Additionally, the SEC asserts that Terraform Labs, the company behind Terra, encouraged Tai Mo Shan to make these purchases by offering discounted options for its sister token, Luna. The charges also include accusations that Tai Mo Shan acted as an underwriter by buying Luna from Terraform Labs and reselling it as a security on U.S.-based crypto exchanges between January 2021 and May 2022.
The timing of these events coincides with the devastating collapse of UST in May 2022, which triggered massive losses across the crypto market. The fall of Terra marked a significant turning point, as it not only wiped out billions of dollars in value but also deepened skepticism about the reliability of algorithmic stablecoins. This contributed to the broader “crypto winter” and fueled calls for stronger regulatory oversight.
Earlier this year, Terraform Labs and its founder, Do Kwon, were held liable for fraud, resulting in a staggering $4.5 billion settlement with affected investors. Now, Tai Mo Shan has agreed to pay a hefty $73.5 million in disgorgement, $12.9 million in prejudgment interest, and a $36.7 million civil penalty. Though the firm did not admit to or deny the SEC’s findings, it has agreed to cease any violations of U.S. securities laws.
SEC Chair Gary Gensler, who will be leaving his post soon, noted that the case serves as a reminder of the far-reaching consequences of market manipulation. “The impact of this scheme rippled throughout the crypto markets, costing the savings of countless investors,” he said.
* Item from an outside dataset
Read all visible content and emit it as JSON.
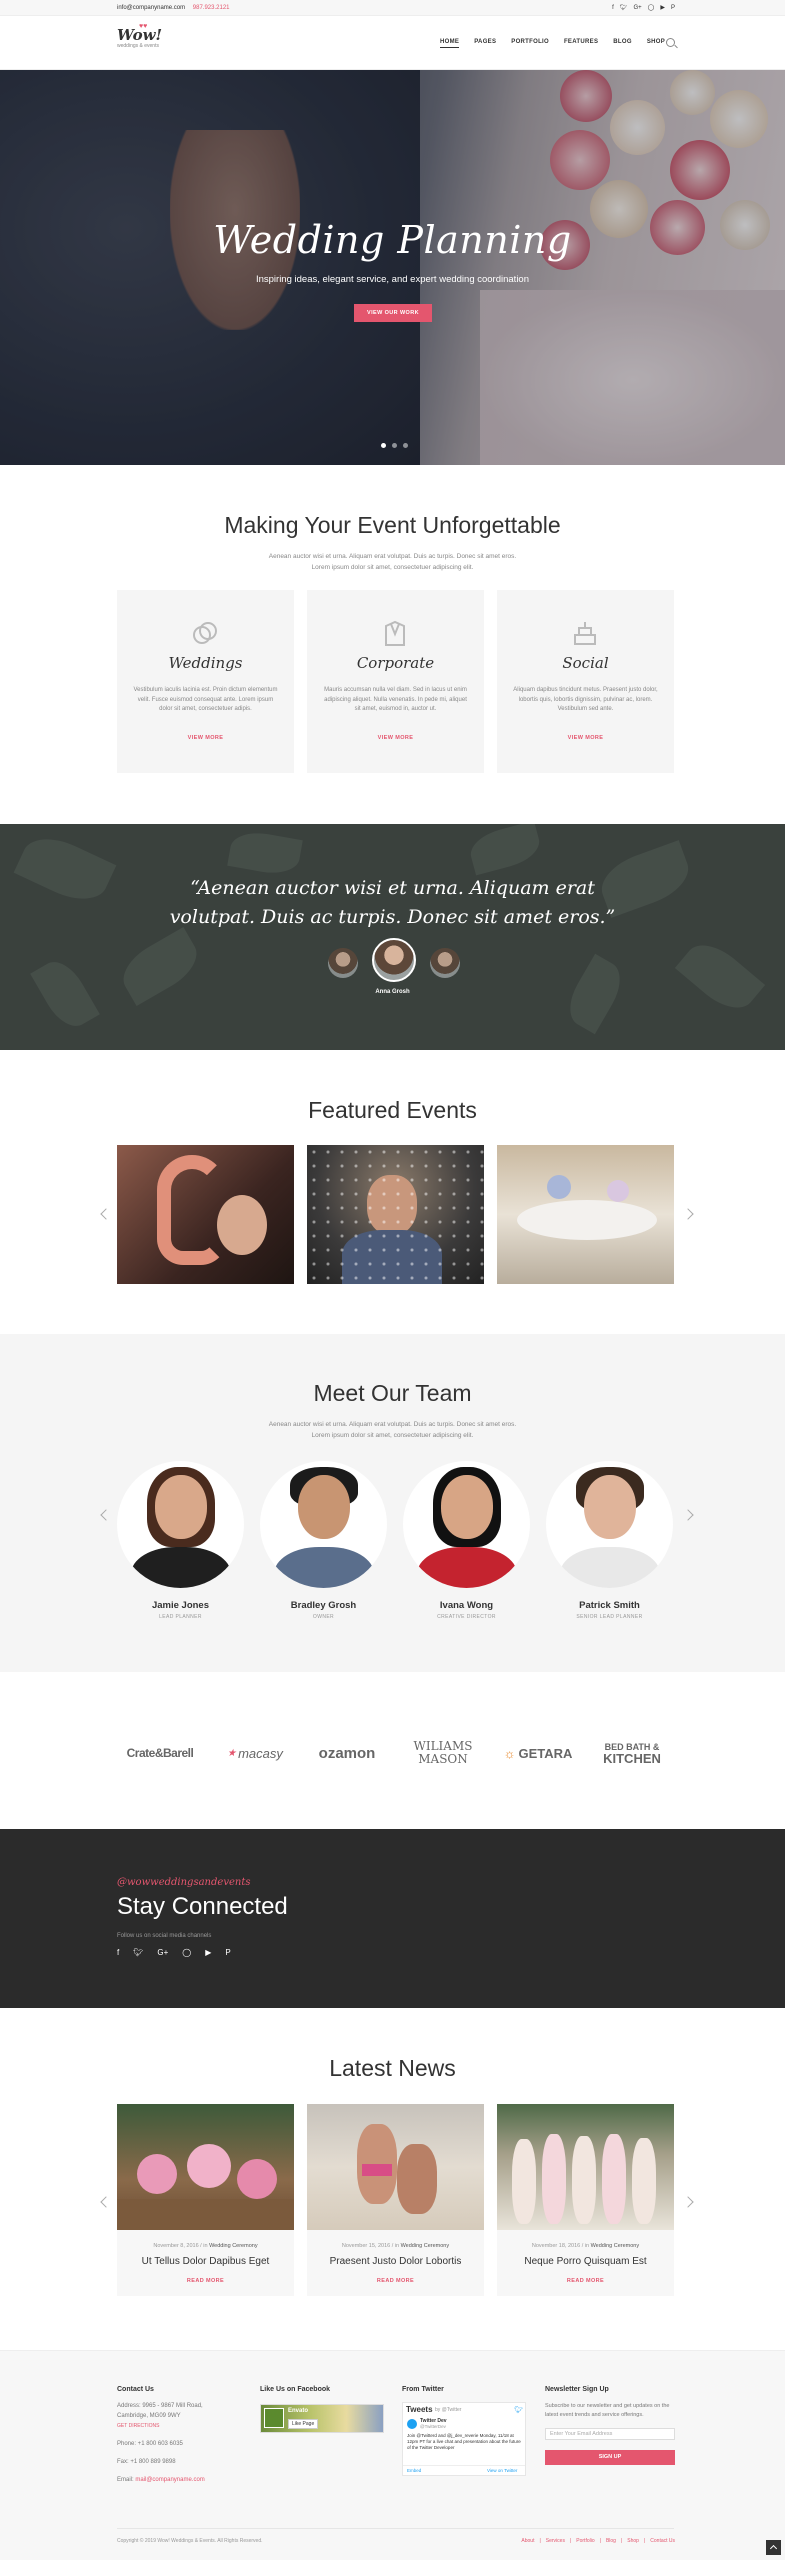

The collapse of UST has become a textbook example of the risks associated with algorithmic stablecoins, which rely on complex systems to maintain their value. Critics argue that these coins are inherently unstable and prone to failure, particularly in the face of market turbulence.
As Tai Mo Shan settles its case and regulators continue to tighten their grip on the industry, this event underscores the growing pressure for crypto businesses to be more transparent and compliant with established financial regulations. With the SEC increasingly focused on accountability, the landscape for digital assets may be shifting toward more robust oversight and governance.